Young people asking the hard questions

The climate debate is stepping up a notch, and schoolchildren are leading the way

Participants in the Collegiate Climate Forum last week (L to R): Adam Forsyth (principal), Gustaaf Hallgraeff (IMAS/UTAS), student representative Sahara Fitzpaatrick, Peter Boyer, Tom Allen (Wilderness Society). PHOTO Katie Walker/Collegiate

Many years ago, St Michael’s Collegiate had a reputation among state-educated kids like me as the school where the daughters of Hobart’s establishment learned to become good wives and mothers.

If that was ever true, it is no longer. Sitting down in front of hundreds of students in Collegiate’s main hall last week left me in no doubt that they will chart their own course in life regardless of what others might expect.
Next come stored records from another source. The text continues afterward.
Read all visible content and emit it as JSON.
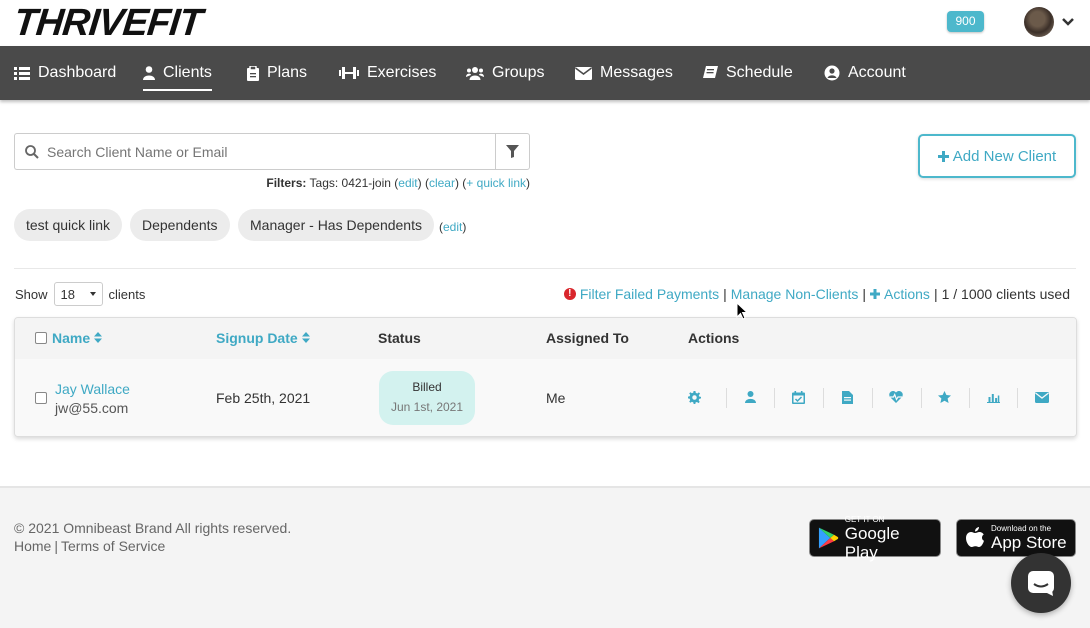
{
  "brand": {
    "logo_thrive": "THRIVE",
    "logo_fit": "FIT"
  },
  "header": {
    "notification_count": "900"
  },
  "nav": {
    "items": [
      {
        "label": "Dashboard",
        "icon": "list-icon"
      },
      {
        "label": "Clients",
        "icon": "user-icon",
        "active": true
      },
      {
        "label": "Plans",
        "icon": "clipboard-icon"
      },
      {
        "label": "Exercises",
        "icon": "dumbbell-icon"
      },
      {
        "label": "Groups",
        "icon": "users-icon"
      },
      {
        "label": "Messages",
        "icon": "envelope-icon"
      },
      {
        "label": "Schedule",
        "icon": "book-icon"
      },
      {
        "label": "Account",
        "icon": "user-circle-icon"
      }
    ]
  },
  "search": {
    "placeholder": "Search Client Name or Email"
  },
  "filters": {
    "label": "Filters:",
    "text": "Tags: 0421-join",
    "edit": "edit",
    "clear": "clear",
    "quick_link": "+ quick link"
  },
  "add_client": {
    "label": "Add New Client"
  },
  "quick_links": {
    "chips": [
      "test quick link",
      "Dependents",
      "Manager - Has Dependents"
    ],
    "edit": "edit"
  },
  "show": {
    "prefix": "Show",
    "value": "18",
    "suffix": "clients"
  },
  "table_actions": {
    "failed_payments": "Filter Failed Payments",
    "manage_non_clients": "Manage Non-Clients",
    "actions": "Actions",
    "usage": "1 / 1000 clients used"
  },
  "table": {
    "headers": {
      "name": "Name",
      "signup": "Signup Date",
      "status": "Status",
      "assigned": "Assigned To",
      "actions": "Actions"
    },
    "rows": [
      {
        "name": "Jay Wallace",
        "email": "jw@55.com",
        "signup": "Feb 25th, 2021",
        "status": "Billed",
        "status_date": "Jun 1st, 2021",
        "assigned": "Me",
        "action_icons": [
          "gear-icon",
          "user-icon",
          "calendar-check-icon",
          "file-icon",
          "heartbeat-icon",
          "star-icon",
          "bar-chart-icon",
          "envelope-icon"
        ]
      }
    ]
  },
  "footer": {
    "copyright": "© 2021 Omnibeast Brand All rights reserved.",
    "home": "Home",
    "terms": "Terms of Service",
    "google_small": "GET IT ON",
    "google_big": "Google Play",
    "apple_small": "Download on the",
    "apple_big": "App Store"
  },
  "colors": {
    "accent": "#4db8cc",
    "nav_bg": "#4a4a4a",
    "status_bg": "#d3f2ef"
  }
}
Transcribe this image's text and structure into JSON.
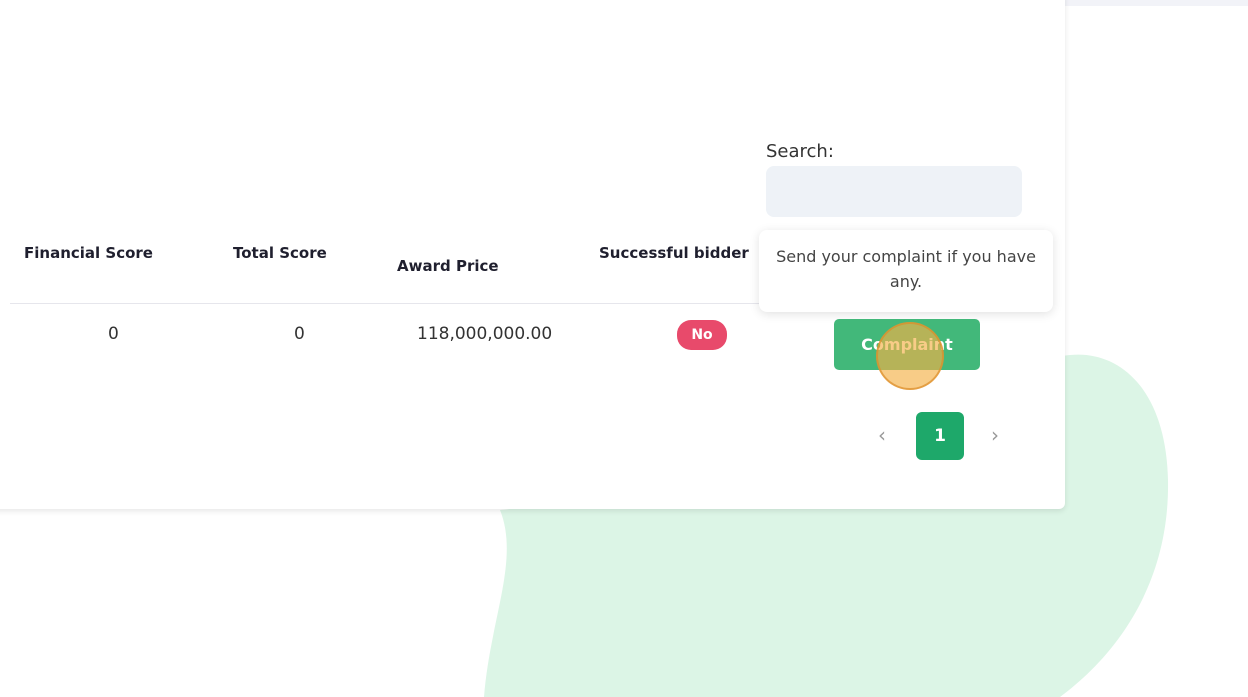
{
  "search": {
    "label": "Search:",
    "value": "",
    "placeholder": ""
  },
  "table": {
    "columns": [
      "Financial Score",
      "Total Score",
      "Award Price",
      "Successful bidder"
    ],
    "rows": [
      {
        "financial_score": "0",
        "total_score": "0",
        "award_price": "118,000,000.00",
        "successful_bidder": "No"
      }
    ]
  },
  "tooltip": {
    "text": "Send your complaint if you have any."
  },
  "actions": {
    "complaint_label": "Complaint"
  },
  "pagination": {
    "prev": "‹",
    "current": "1",
    "next": "›"
  },
  "colors": {
    "page_background": "#f2f3f8",
    "blob": "#dcf5e6",
    "complaint_button": "#42b87a",
    "badge_no": "#e84a6b",
    "page_active": "#1ea86a",
    "click_marker": "#f4b046"
  },
  "icons": {
    "prev": "chevron-left-icon",
    "next": "chevron-right-icon"
  }
}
Also on the stage in a school climate forum were Collegiate principle Adam Forsyth, senior student Sahara Fitzpatrick, Gustaaf Hallegraeff, a marine algae specialist at the Institute of Marine and Antarctic Studies, and Tom Allen of the Wilderness Society.

We told them about ourselves and what we thought about climate change, and then we heard from them. Their informed, considered questions were what you would expect from anyone who had taken the trouble to immerse themselves in the science and psychology around climate change.

This is the thing: while politicians treat climate change like a deadly disease to be avoided at all cost, young people and their teachers are moving in the opposite direction, increasingly attuned to its implications for their future, prepared to ask hard questions and to face it head-on.

It has taken me a while to come to grips with this, with all that we hear about the mental stresses in being young today. It’s often said young people need to have hope, to know that there are solutions to the climate crisis, that warming can be stopped and we will find a way.

My problem with that is that it glosses over the uncertainties reflected in the science and ignores the growing gap between political assurances and what science is observing: higher levels of atmospheric carbon, higher average temperatures, vanishing ice, extreme weather.

Steadily rising global warming is of overwhelming importance to today’s school students. It should never be hidden from them, or presented as something they need not be bothered by. They have to know what they will be dealing with in their adult life.

What’s more, they see through the deception. They and their teachers can hear the professionals’ accounts of what’s happening around us now. They read about the physical evidence and view it on video. Whatever their elders say, they know things are not as they should be.

Greta Thunberg is the Swedish schoolgirl who has given voice to their frustration. As a 15-year-old last year she shot to prominence with her one-person “school strike for climate” outside the Swedish parliament. She is now a global celebrity who has audiences with the rich and powerful.

Greta Thunberg. PHOTO BBC

Last week we heard that Thunberg is skipping six months of school (the absence is authorised and she will make up the time next year) to visit North and South America. Among many engagements she will attend two international climate meetings in New York and Santiago, Chile.

Thunberg refuses to use an aircraft or a cruise ship because of their carbon footprint. No problem: a German businessman offered her an emissions-free Atlantic crossing aboard his high-tech yacht powered by wind, sun and the motion of seawater. So she’s going.

Well-read, intelligent, brutally honest, deadly serious, and most of all young, Thunberg is a hard target for critics. They have said that her reasoning is affected by her mental state (she has been diagnosed with Asperger syndrome) and that adults have used her for their own purposes.

Thunberg’s public appearances – videos are easily found on Google – are remarkable: direct, simple, clear, with a power that can only come from a serious, deeply personal investment in the future. If her Asperger’s affects her reasoning, it can only have enhanced it.

The charge that she’s being used by adults is laughable. As the videos show, no-one tells her what to think. Implying she should be shielded from climate debate is a throwback to when young people and women had to be kept away from sex, crime and politics because it might damage their minds.

There are many like Thunberg in our own cities and schools, leading their generation’s battle to be heard. I heard those voices in Hobart’s school strike in March, and at Collegiate last week. Thunberg is the tip of a huge iceberg.

The opinion-makers opposed to climate change action know this. They understand the potential of the Thunberg phenomenon to draw new players into the debate and persuade legislators and other leaders to shift ground and do what they should have been doing all along.

Let’s not get ahead of ourselves. High-octane developed economies in the 50 years after World War II – my generation – fuelled the climate crisis, and can’t be let off the hook. But to the young people who bring their much-needed commitment and passion to our table, I say thank you.